Dieser Instinkt bleibt unabhängig davon, was wir über unsichtbare Geister denken. Und seine Macht verringert sich nicht, indem man seine biologischen Wurzeln anerkennt. Wir können uns genau so wenig dazu entscheiden, unsere moralischen Impulse abzustellen, wie wir uns dazu entscheiden können, kein sexuelles Verlangen mehr zu verspüren.
Es ist also keine Überraschung zu erfahren, dass Atheisten wunderbar anständige Leute sein können. Sie sind schließlich Menschen.
Das führte Gläubige zu einem subtileren Angriff. „Menschen, die nicht an Gott glauben, können gut sein", schreibt Reginald Bibby, ein Theist und Soziologe an der Universität von Lethbridge. „Aber Menschen, die an Gott glauben, schätzen öfter das Gutsein und sind also mit höherer Wahrscheinlichkeit gut."
Herr Bibbys Beleg ist eine weit verbreitete Studie von ihm, bei der höhere Anteile von Gläubigen als Ungläubigen Werte wie Freundlichkeit, Vergebung und Geduld als „sehr wichtig" einschätzten.
„Wir werden vielleicht einen entsprechenden gesellschaftlichen Preis dafür bezahlen", schlussfolgert Bibby, „je nachdem, wie viele Kanadier Gott Lebewohl sagen." Ein gelegentlicher Atheist mag also ein netter Kerl sein, aber im Allgemeinen sind sie nicht so nett wie Theisten und falls ihre Zahl steigt, dann fährt die Gesellschaft in null Komma nichts zur Hölle.
Eines der vielen Probleme mit Bibby's These besteht darin, dass seine Erhebung nach Qualitäten fragt, die Religionen normalerweise als Dogmen präsentieren. Freundlichkeit ist gut. Punkt. Keine Diskussion. So ist es einfach. Das Selbe gilt für Vergebung und all die anderen.
Es ist also keine Überraschung, dass Gläubige einfach sagen würden, ja, die sind sehr wichtig. Das sagt ihr Dogma. Ein/e Atheist/in dagegen wird an Moral mit geringerer Wahrscheinlichkeit dogmatisch herangehen. Sie könnte zum Beispiel Freundlichkeit als gut empfinden, jedoch auch Umstände miteinbeziehen, bei denen eine solche nicht angemessen ist. Das könnte sich darin widerspiegeln, dass sie Freundlichkeit nur als „wichtig" statt „sehr wichtig" einstuft. Das macht sie nicht zu einer weniger moralischen Person. Das bedeutet vielmehr, dass sie öfter nachdenkt.

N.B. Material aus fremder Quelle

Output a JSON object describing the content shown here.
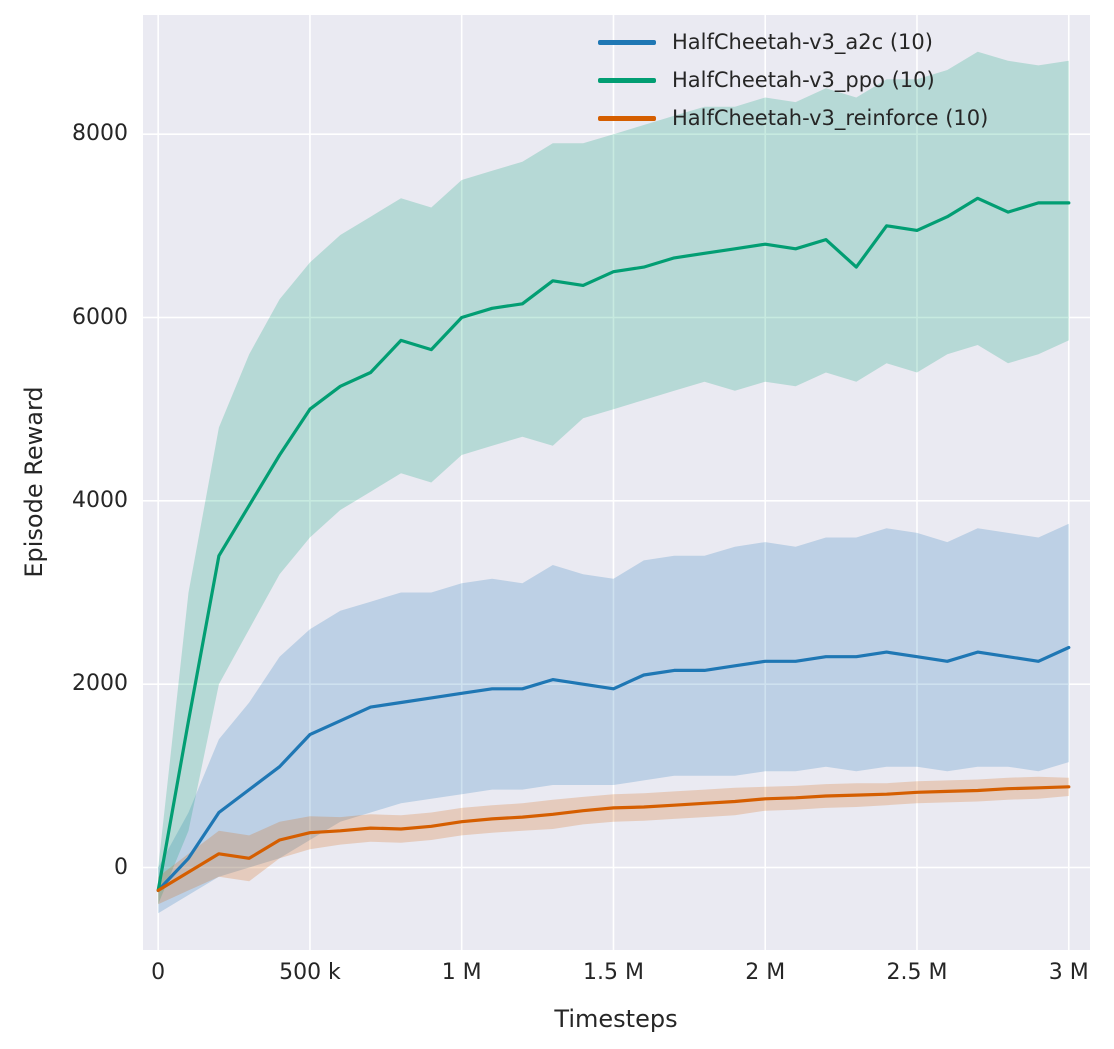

Schlimmer: Bibby nimmt einfach an, es gäbe eine Verbindung zwischen dem, was Menschen in einer bestimmten Lage darüber sagen, was sie fühlen und dem, wie sie sich verhalten - eine Annahme, die durch Berge akademischer Forschung Lügen gestraft wird, von gutem alten gesundem Menschenverstand mal ganz abgesehen. Fernsehprediger würden eine umwerfende Punktzahl in Bibbys Umfrage erreichen. Macht sie das zu Vorzeigemodellen für moralisches Verhalten? Jeder, der das glaubt, ist eingeladen, der „Kirche der Skeptiker der Letzten Tage" mit Hilfe untenstehender Mailadresse eine Spende zu überweisen.
Um dieses Problem zu umgehen, müssen wir uns ansehen, wie sich Menschen verhalten. Tatsächlich entdeckt man den geringsten Grad religiösen Glaubens und wöchentlichen Gottesdienstbesuchs auf der ganzen Welt -- wahrscheinlich den geringsten der Geschichte - in nordeuropäischen Ländern. Diesen Gesellschaften mangelt es nicht an grundlegenden moralischen Qualitäten. Vielmehr sind sie die tolerantesten, friedlichsten, barmherzigsten und gesittetsten Gesellschaften, die jemals existierten.
Sollte so das Schicksal von Ländern aussehen, die Gott Lebewohl sagen, dann wird der Tag, an dem wir diesem Schwindler den Rücken kehren, ein guter Tag sein.